Let \(X \in {\mathbb {R}}^{d \times n}\) be a \(d\)-dimensional dataset with \(n\) observations, having empirical mean \(\mu \) and empirical covariance matrix \(\varSigma \). For \(k - 1 < d\), the matrix polynomial \(A_{k} = \sum _{i=0}^{k-1}\theta _{i}\varSigma ^{i} = \theta ^{\top }\varSigma _{(k)}\) such that \(\text {trace}\left( {\mathscr {D}}(X_{A_{k}})\right) \) is minimized, subject to the constraint \(\theta ^{\top }S_{(\alpha , k)} = s_{\alpha - 1/2}\), has coefficients given by

$$\begin{aligned} {\hat{\theta }} = \frac{s_{\alpha - 1/2}}{S_{(\alpha ,\, k)}^{\top }M^{-1}_{(k)}S_{(\alpha ,\, k)}}M^{-1}_{(k)}S_{(\alpha ,\, k)}\, . \end{aligned}$$
(3)

Proof

We will minimize \(\frac{1}{2}\text {trace}({\mathscr {D}}(X_{A_{k}}))\) subject to the constraint (2), where the constant \(1/2\) is introduced to simplify calculations. The Lagrange function \({\mathscr {L}}(\theta , \omega )\) with Lagrange multiplier \(\omega \) is given by

$$\begin{aligned} {\mathscr {L}}(\theta , \omega ) = \frac{1}{2}\theta ^{\top }M_{(k)}\theta - \omega (\theta ^{\top }S_{(\alpha ,\, k)} - s_{\alpha - 1/2}). \end{aligned}$$

We minimize the Lagrange function by differentiating with respect to \(\theta \) and setting the result equal to 0, which gives:

$$\begin{aligned} M_{(k)}\theta = \omega S_{(\alpha ,\, k)} \end{aligned}$$

and we can therefore rearrange to find \(\theta \):

$$\begin{aligned} {\hat{\theta }} = \omega M^{-1}_{(k)}S_{(\alpha ,\, k)}. \end{aligned}$$
(4)

Let \(\omega = \omega _{k}\). We can find the value of \(\omega _{k}\) by substituting (4) into the constraint \(\theta ^{\top }S_{(\alpha ,\, k)} = s_{\alpha - 1/2}\) giving

$$\begin{aligned} \omega _{k} = \frac{s_{\alpha - 1/2}}{S_{(\alpha ,\, k)}^{\top }M^{-1}_{(k)}S_{(\alpha ,\, k)}}. \end{aligned}$$

Thus, the vector of coefficients of the polynomial (1) which minimizes \(\text {trace}\left( {\mathscr {D}}(X_{A_{k}})\right) \) subject to the constraint (2) is given by (3). We call this polynomial the minimal-variance polynomial. \(\square \)

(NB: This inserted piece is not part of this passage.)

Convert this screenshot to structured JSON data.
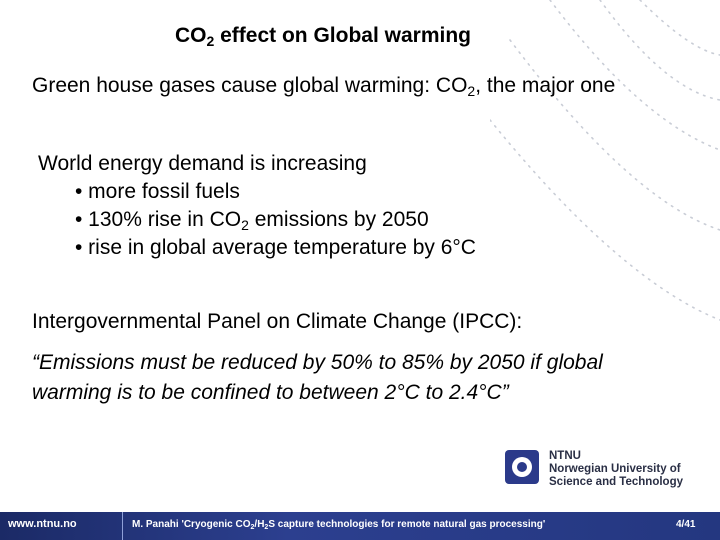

When evaluating the polynomial, we recommend forming the matrix powers by iteratively multiplying by \(\varSigma \), or using Horner’s method for polynomial evaluation. Both of these methods are outlined in Sect. 4.2 of Higham (2008).

2.4 How to choose parameter values in the minimal-variance polynomial

2.4.1 Choice of the parameter \(\alpha \) in the constraint (2)

We studied the outcomes of polynomial whitening with different values of \(\alpha \) in the constraint (2). Theoretically, any value of \(\alpha \) will produce an alternative whitening matrix. Empirical investigations showed that the polynomial with \(\alpha = 1/2\) performed particularly well, in terms of data whitening success, stability and computational cost. Using this value of \(\alpha \) is equivalent to applying the constraint

$$\begin{aligned} \text {trace}\left( A_{k}\varSigma ^{1/2}\right) = \text {trace}\left( I_{d}\right) =d. \end{aligned}$$
(5)

Our analysis found that, when using this constraint, data was approximately whitened using a relatively low value of \(k\) (when compared to the value of the dimension \(d\) of the dataset).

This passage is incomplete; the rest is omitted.